LNT looks to store initiatives after dismal 1Q report
April 23, 2003-- Home Textiles Today,
Clifton, NJ — Hammered by weak sales, a war with Iraq and a late Easter — and having paid a $1.3 million severance package to departed president Steven Silverstein — first-quarter profits at Linens 'n Things tumbled by 59.6 percent, to $2.1 million from $5.1 million last year.
Pummeled by bad weather, the CNN effect, and broadly sluggish consumer spending, sales gained just 5.2 percent, despite continued expansion, to $480.5 million from $456.9 million during the same period a year ago. The crucial gauge of same-store sales fell by 3.2 percent.
Speaking to analysts this morning about the results, chairman and ceo Norman Alexrod pointed to four key initiatives adopted in 2002 that the company hopes will improve its performance over the long haul: maintaining target in-stock levels and increasing investment in core basic merchandise; putting more people on the floor to improve service; assorting more merchandise by region; and adding more stores to the nearly year-old inventory ownership program, which gives store managers control over a menu of key merchandise skus.
The company will add 30 to 40 stores per quarter to the ownership program during the second and third quarters. Although the ownership stores overall are performing better then the chain, LNT also added more field level support to train and develop store managers.
"This is clearly a long-term initiative that will take time to fully implement," Axelrod said. "There's still some inconsistency. We're seeing very big increases in some stores and moderate increases in others."
The company's linens business remains weaker than its "things" business, said cfo Bill Giles. However, management believes that expansion of its program to assortment regionally combined with upcoming introductions of new merchandise from Waverly and Nautica will help address the problem.

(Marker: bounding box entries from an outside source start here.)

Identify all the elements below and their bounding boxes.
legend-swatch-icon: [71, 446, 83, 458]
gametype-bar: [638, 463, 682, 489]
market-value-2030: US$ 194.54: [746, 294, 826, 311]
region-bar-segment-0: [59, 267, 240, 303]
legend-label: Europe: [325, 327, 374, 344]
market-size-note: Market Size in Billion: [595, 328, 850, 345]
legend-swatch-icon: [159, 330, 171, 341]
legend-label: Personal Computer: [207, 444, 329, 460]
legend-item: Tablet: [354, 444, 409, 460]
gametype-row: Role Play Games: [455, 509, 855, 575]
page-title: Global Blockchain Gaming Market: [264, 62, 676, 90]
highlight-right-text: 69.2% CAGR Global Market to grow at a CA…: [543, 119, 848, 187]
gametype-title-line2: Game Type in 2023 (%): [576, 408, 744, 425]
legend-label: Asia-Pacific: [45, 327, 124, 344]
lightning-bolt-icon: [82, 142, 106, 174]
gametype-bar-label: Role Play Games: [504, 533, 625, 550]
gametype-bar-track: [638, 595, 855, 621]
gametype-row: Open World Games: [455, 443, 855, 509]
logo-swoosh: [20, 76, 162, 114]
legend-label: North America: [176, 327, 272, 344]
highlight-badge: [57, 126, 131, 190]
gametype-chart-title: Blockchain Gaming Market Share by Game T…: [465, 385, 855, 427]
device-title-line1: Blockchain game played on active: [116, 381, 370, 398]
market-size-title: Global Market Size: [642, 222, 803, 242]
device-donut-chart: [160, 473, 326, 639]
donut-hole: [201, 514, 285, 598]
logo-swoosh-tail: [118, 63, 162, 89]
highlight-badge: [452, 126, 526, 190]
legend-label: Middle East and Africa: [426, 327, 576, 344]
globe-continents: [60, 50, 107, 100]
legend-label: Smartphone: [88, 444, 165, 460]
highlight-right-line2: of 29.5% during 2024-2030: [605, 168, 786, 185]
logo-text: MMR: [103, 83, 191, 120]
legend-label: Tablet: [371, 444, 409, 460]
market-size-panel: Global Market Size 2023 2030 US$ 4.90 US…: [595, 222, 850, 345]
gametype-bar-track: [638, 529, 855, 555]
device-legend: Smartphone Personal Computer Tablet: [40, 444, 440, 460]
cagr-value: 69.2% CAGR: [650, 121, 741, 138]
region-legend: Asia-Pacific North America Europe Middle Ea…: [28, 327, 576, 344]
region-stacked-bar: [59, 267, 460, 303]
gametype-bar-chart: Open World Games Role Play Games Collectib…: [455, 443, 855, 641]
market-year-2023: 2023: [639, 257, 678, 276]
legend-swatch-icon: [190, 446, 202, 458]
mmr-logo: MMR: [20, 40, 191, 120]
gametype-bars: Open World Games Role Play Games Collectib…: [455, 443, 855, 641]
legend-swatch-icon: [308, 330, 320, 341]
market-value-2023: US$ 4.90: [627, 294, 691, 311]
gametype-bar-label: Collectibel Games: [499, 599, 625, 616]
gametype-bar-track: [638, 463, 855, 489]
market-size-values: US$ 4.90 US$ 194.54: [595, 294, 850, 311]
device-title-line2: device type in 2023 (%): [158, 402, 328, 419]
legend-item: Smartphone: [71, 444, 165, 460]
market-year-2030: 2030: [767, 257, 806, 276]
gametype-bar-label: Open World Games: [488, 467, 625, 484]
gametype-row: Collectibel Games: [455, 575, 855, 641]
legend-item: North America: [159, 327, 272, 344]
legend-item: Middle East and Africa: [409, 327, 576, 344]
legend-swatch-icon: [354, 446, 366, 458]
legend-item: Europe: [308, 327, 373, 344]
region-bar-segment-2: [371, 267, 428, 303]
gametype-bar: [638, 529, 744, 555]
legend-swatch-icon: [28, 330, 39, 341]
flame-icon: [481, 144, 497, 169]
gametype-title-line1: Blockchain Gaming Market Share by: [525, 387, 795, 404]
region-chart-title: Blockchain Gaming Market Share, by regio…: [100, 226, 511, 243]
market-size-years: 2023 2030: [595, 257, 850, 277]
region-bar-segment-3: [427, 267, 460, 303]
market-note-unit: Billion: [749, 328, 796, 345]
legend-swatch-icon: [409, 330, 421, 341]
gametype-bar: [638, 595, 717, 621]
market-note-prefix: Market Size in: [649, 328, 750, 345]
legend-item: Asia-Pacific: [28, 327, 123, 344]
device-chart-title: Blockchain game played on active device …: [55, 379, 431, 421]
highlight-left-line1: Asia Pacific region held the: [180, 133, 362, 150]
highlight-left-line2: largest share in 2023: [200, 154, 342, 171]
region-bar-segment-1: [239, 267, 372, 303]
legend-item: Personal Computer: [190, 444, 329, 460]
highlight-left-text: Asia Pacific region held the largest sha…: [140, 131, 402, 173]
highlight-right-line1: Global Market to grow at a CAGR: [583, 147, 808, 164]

The average transaction rose in the first quarter after previously trending flat, Gils said. The gain came from more purchases of higher price point items rather than additional units added to the basket.
Providing some relief to the bottom line, the superstore chain bulked up its average gross margin by 140 basis points, or 1.4 percentage points, to 41.4 percent from 39.7 percent a year ago.
But hit by falling sales and the severance package to Silverstein, operating costs climbed sharply, by 270 basis points, or 2.7 percentage points, to 40.4 percent of sales from 37.7 percent the prior year. But even without the $1.3 million severance package, costs would have amounted to 40.1 percent of sales, up from 37.7 percent last year.